Over the next few years, I attended several of Elisabeth's workshops and I began to view the events that happened to me as experiences I was meant to learn from rather than as punishments from God. Elisabeth often said in the workshops that life was like a tumbler, and it was our choice whether to come out crushed or polished. This made sense to me. I wanted to come out polished and determined to work on this. I began to feel there might be a purpose for me after all. I attended hospice conventions and seminars on AIDS and, after a time, began working for a hospice in my community, using my certification in occupational therapy which I had thought I would never use. Using my knowledge of arts and crafts, I encouraged my patients to paint pictures, write poems, and make scrapbooks as remembrances for their family and friends. Sometimes I audio taped their life stories for their grandchildren, and often I photographed them. These photographs were used by the hospice (and continue to be used more than ten years later) for fundraising and community education.

I loved hospice work, and a vision began to form of my own hospice-type agency in which I would combine some of the practical things I had learned with my own unique vision. I definitely wanted to somehow incorporate art and photography into whatever I did in the future. I attended more hospice seminars, researched the needs of the community, and in June, 1988, Rites of Passage, then called AIDS Care and Assistance, accepted its first home care patient, a man with AIDS.

Since that time, Rites of Passage has provided many types of services for people facing death and dying. Some have been traditional hospice-type services like home health care, and some have been innovative, like the art classes we developed for our patients and staff, and a patient- produced art exhibit. A grant from a private foundation enabled Rites of Passage to offer seminars on AIDS and on death and dying to community and church groups.

In searching for a way to make these seminars more interesting and share some of the experiences of our patients more directly, I asked my son (who was coincidentally working on his degree in Radio/Television/Film at that time) if he would be willing to film some patient interviews. He was, and these interviews eventually became full length videos now widely distributed throughout the United States and Canada.

As my vision and understanding of myself and what happened to me has changed and expanded, so has Rites of Passage. From a small agency that provided home care to people with AIDS in Austin, Texas, we have become an organization which, through our videos, has reached and touched people throughout the world. This was brought home to me recently when I received a fax from the director of an AIDS program in Africa. Along with one of our videos, I had sent her a poster of an AIDS baby we had provided care for, and she responded saying, "The poster is already pinned on our notice board, and it's so touching to think such an innocent looking baby is an AIDS victim. He is symbolic and representing thousands of children in Tanzania caught in that situation without an option of saying no."

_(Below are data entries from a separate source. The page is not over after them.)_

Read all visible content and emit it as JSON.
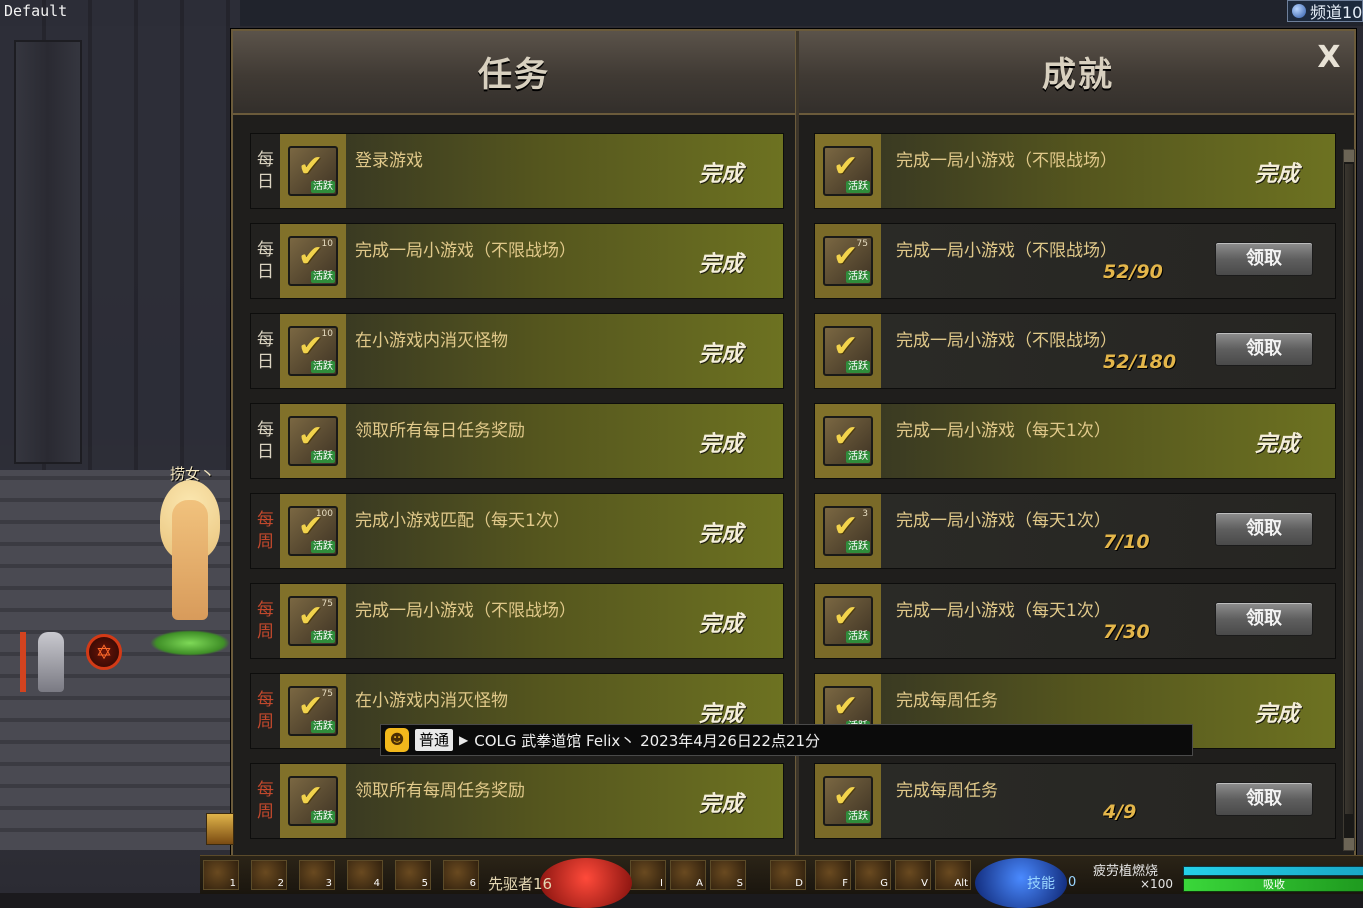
{
  "header": {
    "default_label": "Default",
    "channel": "频道10"
  },
  "scene": {
    "character_name": "捞女丶"
  },
  "window": {
    "quest_tab": "任务",
    "achievement_tab": "成就",
    "close_label": "X"
  },
  "quests": [
    {
      "period": [
        "每",
        "日"
      ],
      "weekly": false,
      "title": "登录游戏",
      "status": "完成",
      "icon_level": ""
    },
    {
      "period": [
        "每",
        "日"
      ],
      "weekly": false,
      "title": "完成一局小游戏（不限战场）",
      "status": "完成",
      "icon_level": "10"
    },
    {
      "period": [
        "每",
        "日"
      ],
      "weekly": false,
      "title": "在小游戏内消灭怪物",
      "status": "完成",
      "icon_level": "10"
    },
    {
      "period": [
        "每",
        "日"
      ],
      "weekly": false,
      "title": "领取所有每日任务奖励",
      "status": "完成",
      "icon_level": ""
    },
    {
      "period": [
        "每",
        "周"
      ],
      "weekly": true,
      "title": "完成小游戏匹配（每天1次）",
      "status": "完成",
      "icon_level": "100"
    },
    {
      "period": [
        "每",
        "周"
      ],
      "weekly": true,
      "title": "完成一局小游戏（不限战场）",
      "status": "完成",
      "icon_level": "75"
    },
    {
      "period": [
        "每",
        "周"
      ],
      "weekly": true,
      "title": "在小游戏内消灭怪物",
      "status": "完成",
      "icon_level": "75"
    },
    {
      "period": [
        "每",
        "周"
      ],
      "weekly": true,
      "title": "领取所有每周任务奖励",
      "status": "完成",
      "icon_level": ""
    }
  ],
  "icon_badge": "活跃",
  "achievements": [
    {
      "title": "完成一局小游戏（不限战场）",
      "state": "done",
      "status": "完成",
      "progress": "",
      "icon_level": ""
    },
    {
      "title": "完成一局小游戏（不限战场）",
      "state": "progress",
      "status": "",
      "progress": "52/90",
      "button": "领取",
      "icon_level": "75"
    },
    {
      "title": "完成一局小游戏（不限战场）",
      "state": "progress",
      "status": "",
      "progress": "52/180",
      "button": "领取",
      "icon_level": ""
    },
    {
      "title": "完成一局小游戏（每天1次）",
      "state": "done",
      "status": "完成",
      "progress": "",
      "icon_level": ""
    },
    {
      "title": "完成一局小游戏（每天1次）",
      "state": "progress",
      "status": "",
      "progress": "7/10",
      "button": "领取",
      "icon_level": "3"
    },
    {
      "title": "完成一局小游戏（每天1次）",
      "state": "progress",
      "status": "",
      "progress": "7/30",
      "button": "领取",
      "icon_level": ""
    },
    {
      "title": "完成每周任务",
      "state": "done",
      "status": "完成",
      "progress": "",
      "icon_level": ""
    },
    {
      "title": "完成每周任务",
      "state": "progress",
      "status": "",
      "progress": "4/9",
      "button": "领取",
      "icon_level": ""
    }
  ],
  "chat": {
    "channel": "普通",
    "message": "COLG 武拳道馆 Felix丶 2023年4月26日22点21分"
  },
  "hotbar": {
    "class_label": "先驱者16",
    "skill_label": "技能",
    "skill_count": "0",
    "fatigue_label": "疲劳植燃烧",
    "fatigue_count": "×100",
    "fatigue_bar_label": "吸收",
    "keys": [
      "1",
      "2",
      "3",
      "4",
      "5",
      "6",
      "I",
      "A",
      "S",
      "D",
      "F",
      "G",
      "V",
      "Alt"
    ]
  }
}
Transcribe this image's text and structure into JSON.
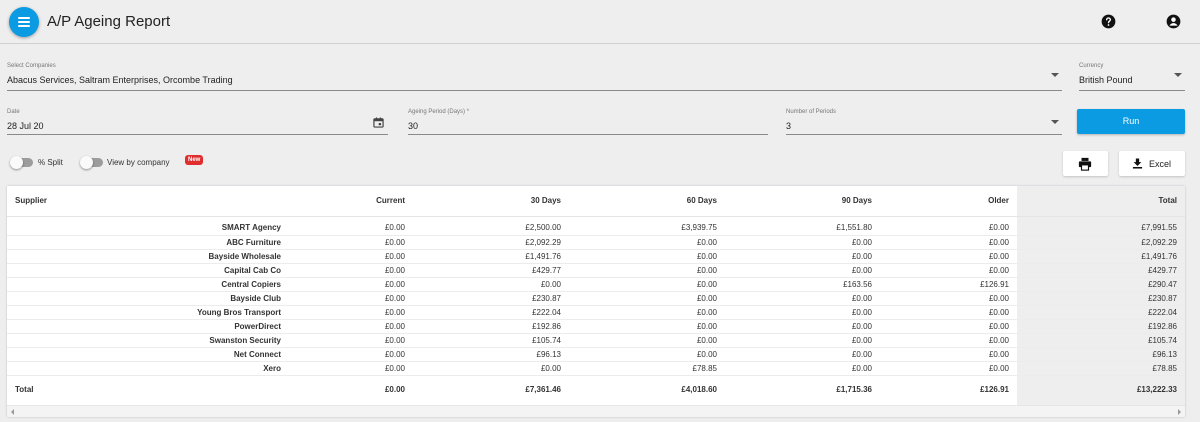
{
  "header": {
    "title": "A/P Ageing Report"
  },
  "filters": {
    "companies_label": "Select Companies",
    "companies_value": "Abacus Services, Saltram Enterprises, Orcombe Trading",
    "currency_label": "Currency",
    "currency_value": "British Pound",
    "date_label": "Date",
    "date_value": "28 Jul 20",
    "period_label": "Ageing Period (Days) *",
    "period_value": "30",
    "num_periods_label": "Number of Periods",
    "num_periods_value": "3",
    "run_label": "Run"
  },
  "toggles": {
    "split_label": "% Split",
    "by_company_label": "View by company",
    "new_badge": "New"
  },
  "actions": {
    "excel_label": "Excel"
  },
  "table": {
    "columns": [
      "Supplier",
      "Current",
      "30 Days",
      "60 Days",
      "90 Days",
      "Older",
      "Total"
    ],
    "rows": [
      [
        "SMART Agency",
        "£0.00",
        "£2,500.00",
        "£3,939.75",
        "£1,551.80",
        "£0.00",
        "£7,991.55"
      ],
      [
        "ABC Furniture",
        "£0.00",
        "£2,092.29",
        "£0.00",
        "£0.00",
        "£0.00",
        "£2,092.29"
      ],
      [
        "Bayside Wholesale",
        "£0.00",
        "£1,491.76",
        "£0.00",
        "£0.00",
        "£0.00",
        "£1,491.76"
      ],
      [
        "Capital Cab Co",
        "£0.00",
        "£429.77",
        "£0.00",
        "£0.00",
        "£0.00",
        "£429.77"
      ],
      [
        "Central Copiers",
        "£0.00",
        "£0.00",
        "£0.00",
        "£163.56",
        "£126.91",
        "£290.47"
      ],
      [
        "Bayside Club",
        "£0.00",
        "£230.87",
        "£0.00",
        "£0.00",
        "£0.00",
        "£230.87"
      ],
      [
        "Young Bros Transport",
        "£0.00",
        "£222.04",
        "£0.00",
        "£0.00",
        "£0.00",
        "£222.04"
      ],
      [
        "PowerDirect",
        "£0.00",
        "£192.86",
        "£0.00",
        "£0.00",
        "£0.00",
        "£192.86"
      ],
      [
        "Swanston Security",
        "£0.00",
        "£105.74",
        "£0.00",
        "£0.00",
        "£0.00",
        "£105.74"
      ],
      [
        "Net Connect",
        "£0.00",
        "£96.13",
        "£0.00",
        "£0.00",
        "£0.00",
        "£96.13"
      ],
      [
        "Xero",
        "£0.00",
        "£0.00",
        "£78.85",
        "£0.00",
        "£0.00",
        "£78.85"
      ]
    ],
    "total_row": [
      "Total",
      "£0.00",
      "£7,361.46",
      "£4,018.60",
      "£1,715.36",
      "£126.91",
      "£13,222.33"
    ]
  },
  "colors": {
    "accent": "#0a9be2",
    "badge": "#e02e2e"
  },
  "icons": [
    "menu-icon",
    "help-icon",
    "account-icon",
    "calendar-icon",
    "print-icon",
    "download-icon"
  ]
}
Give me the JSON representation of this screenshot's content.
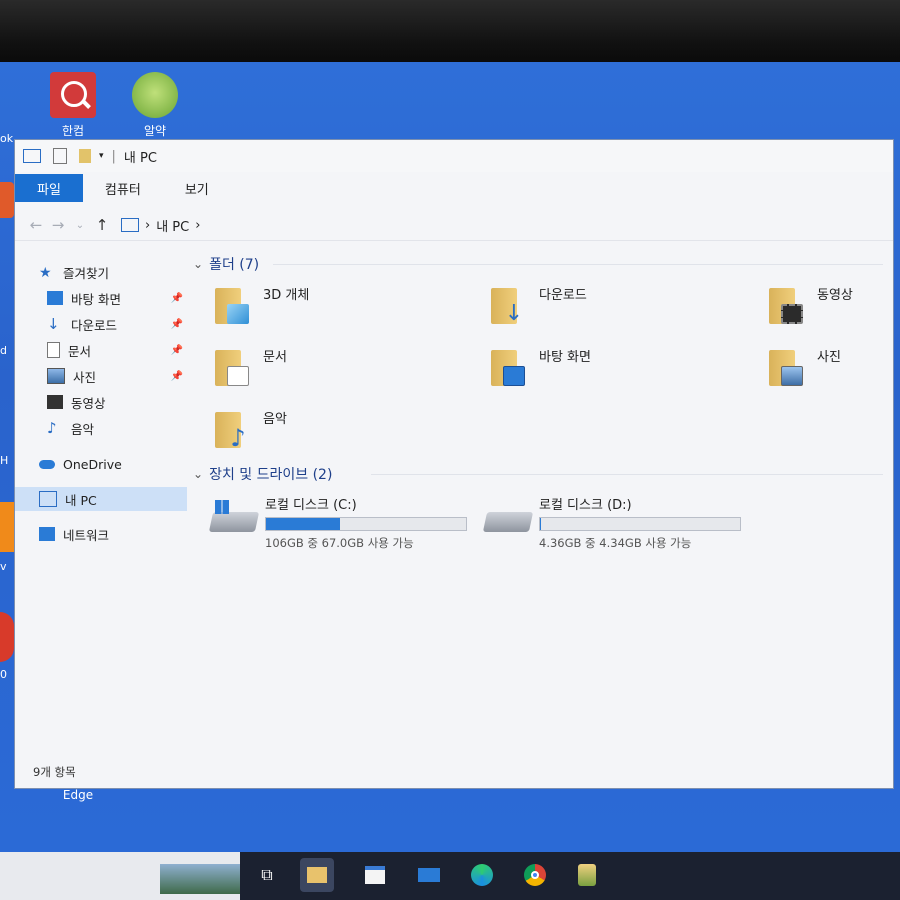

Looking back on my life, now, I have, along with a feeling of tremendous gratitude, a sense of amazement - amazement that light could come out of so much darkness - that the different talents, experiences, and visions I had which seemed so insignificant were each an important part of an overall plan - and that the losses and deaths which caused me so much pain and nearly destroyed me were also the greatest learning experiences of my life. Each step has led to another, but because these steps were most often taken on a path that was unfamiliar where no guarantees were offered, I have learned to trust my intuition. I have also come to understand that though in the darkest moments it may not seem to be so, there is a plan and a purpose for all of us. What lies ahead I do not know, but to end with a little Texas philosophy and quote Texas singer/songwriter Robert Earl Keen, I am resolved "to ride the horse that brought me here 'til I cross that finish line."